Genç adamın kavrulan ruhu yaptığı iyiliğin karşısında biraz huzur bulmuş, acısı azalmıştı. Fakat genç adam açlıktan ve soğuktan bunalmış, zengin olduğu hayatı seçmek için ışıkların ortaya çıkmasını dört gözle beklemişti. Ve tabii ki tercihini kırmızıdan yana kullanmıştı.

31 ARALIK-CUMARTESİ-23.59

Genç adam yüklü miktarda para verdiği kepçe operatörleriyle birlikte harap olmuş gecekonduları yıkmaya gelmişti. Çünkü rezidans yaptırmak istediği alanı kaplıyorlardı ve o yoksul insanları bir böcek gibi görüyordu. Her an öldürebileceği bir böcek... Daha iki saat önce şirketler topluluğuna büyük bir soygun düzenlemiş, yakalanması için herhangi bir açık vermeden hatırı sayılır bir vurgun yapmıştı. Eline geçen parayla da kendisine rezidans yaptırmaya karar vermişti. Kötü alabilirdi ama o yaptığı işlerden zevk alıyor, kendini durduramıyordu. Operatörlere verdiği emirle birlikte büyük bir gürültü mahalleyi kapladı. İnsanlar neler olduğuna bakmak için evlerinden çıktıklarındaysa acımasız bir yıkımla karşılaştılar. Genç adam en ufak bir uyarıda dahi bulunmamış, ev sahiplerine yıkım yapacağını bile söylememişti. Onlarca aile yalvarıp yakarmaya, genç adamın kendilerine acımasını istemeye başlamıştı. "Acırsan, acınacak hale düşersin." diyen genç adam yüzünde zafer dolu gülümsemesiyle ortaya koyduğu eserini izlemeye başlamış, çürümüş vicdanını da yıkılan evlerin betonuna gömmüştü.

1 OCAK-PAZAR 00.00

Vakit gelmişti. Şimdi genç adam ve ruhu için azap vaktiydi. Başından aşağı alev almış bir şekilde düşen beton parçalarından kaçamıyor, vicdanı hesap soruyordu. Öcünü almak için gelen tek şey vicdanı değildi. Ezdiği insanlar, yaktığı emekler, çaldığı hayatlar...

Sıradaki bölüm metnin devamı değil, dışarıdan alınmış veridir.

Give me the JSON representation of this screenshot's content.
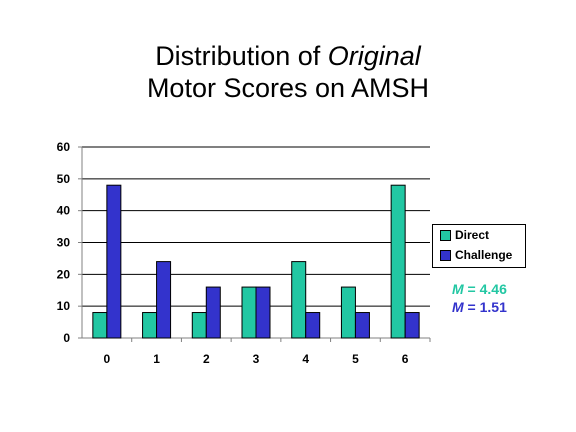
{
  "title": {
    "part1": "Distribution of ",
    "part2_italic": "Original",
    "line2": "Motor Scores on AMSH"
  },
  "colors": {
    "direct": "#22C7A3",
    "challenge": "#3333CC",
    "axis": "#808080",
    "grid": "#000000"
  },
  "chart_data": {
    "type": "bar",
    "title": "Distribution of Original Motor Scores on AMSH",
    "categories": [
      "0",
      "1",
      "2",
      "3",
      "4",
      "5",
      "6"
    ],
    "series": [
      {
        "name": "Direct",
        "values": [
          8,
          8,
          8,
          16,
          24,
          16,
          48
        ]
      },
      {
        "name": "Challenge",
        "values": [
          48,
          24,
          16,
          16,
          8,
          8,
          8
        ]
      }
    ],
    "ylim": [
      0,
      60
    ],
    "yticks": [
      0,
      10,
      20,
      30,
      40,
      50,
      60
    ],
    "grid": true,
    "legend": "right"
  },
  "stats": [
    {
      "label": "M",
      "value": " = 4.46"
    },
    {
      "label": "M",
      "value": " = 1.51"
    }
  ]
}
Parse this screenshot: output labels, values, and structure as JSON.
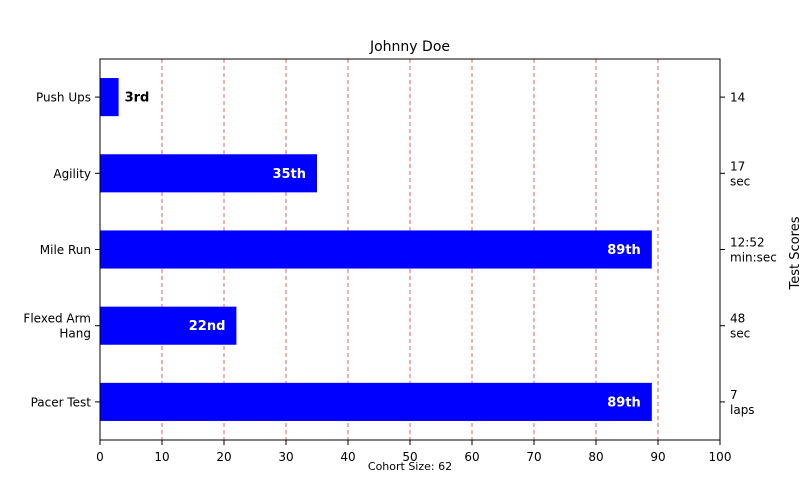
{
  "chart_data": {
    "type": "bar",
    "orientation": "horizontal",
    "title": "Johnny Doe",
    "categories": [
      "Pacer Test",
      "Flexed Arm\nHang",
      "Mile Run",
      "Agility",
      "Push Ups"
    ],
    "values": [
      89,
      22,
      89,
      35,
      3
    ],
    "rank_labels": [
      "89th",
      "22nd",
      "89th",
      "35th",
      "3rd"
    ],
    "score_labels": [
      "7\nlaps",
      "48\nsec",
      "12:52\nmin:sec",
      "17\nsec",
      "14"
    ],
    "right_ylabel": "Test Scores",
    "xlim": [
      0,
      100
    ],
    "xticks": [
      0,
      10,
      20,
      30,
      40,
      50,
      60,
      70,
      80,
      90,
      100
    ],
    "grid": "vertical dashed",
    "bar_color": "#0000ff",
    "grid_color": "#e06060"
  },
  "footer": {
    "cohort": "Cohort Size: 62"
  }
}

Şimdiyse pişmandı genç adam. Af dileniyordu tanrıdan. Diz çökmüş yalvarıyordu. Beyaz ışığı seçip kendisini kurtaracak iyilikler yapmak istiyordu.

Ama bu artık imkansızdı. Çünkü onun için verilmiş bir şans, hatalarını düzeltmesi için verilen tek bir gün bile yoktu.

Onun için ebediyen sürecek ızdırap ve keder vardı.

Artık anlıyordu. Günlerce arafta kalmış ve bir sınava tabii tutulmuştu.

Şimdi hatırlıyordu. Ona bir araba çarpmış, bilinci hiçliğe gömülmüştü. Ama ruhu canlı kalmış, son kez seçimde bulunmuştu.

Duyduğu son ses doktorun "Fişini çekini beyin ölümü gerçekleşti." demesiydi.

O, ebediyetinin belli olacağı bu ARAF'ta şeytana kanmıştı, kötülüğü seven her insanın mutlak sonu ona da görünmüştü.

Cehennem ve Ateş.

********

Çok önceden yazdığım bir denemeydi, paylaşmak istedim. Okuduysanız düşüncelerinizi belirtirseniz sevinirim...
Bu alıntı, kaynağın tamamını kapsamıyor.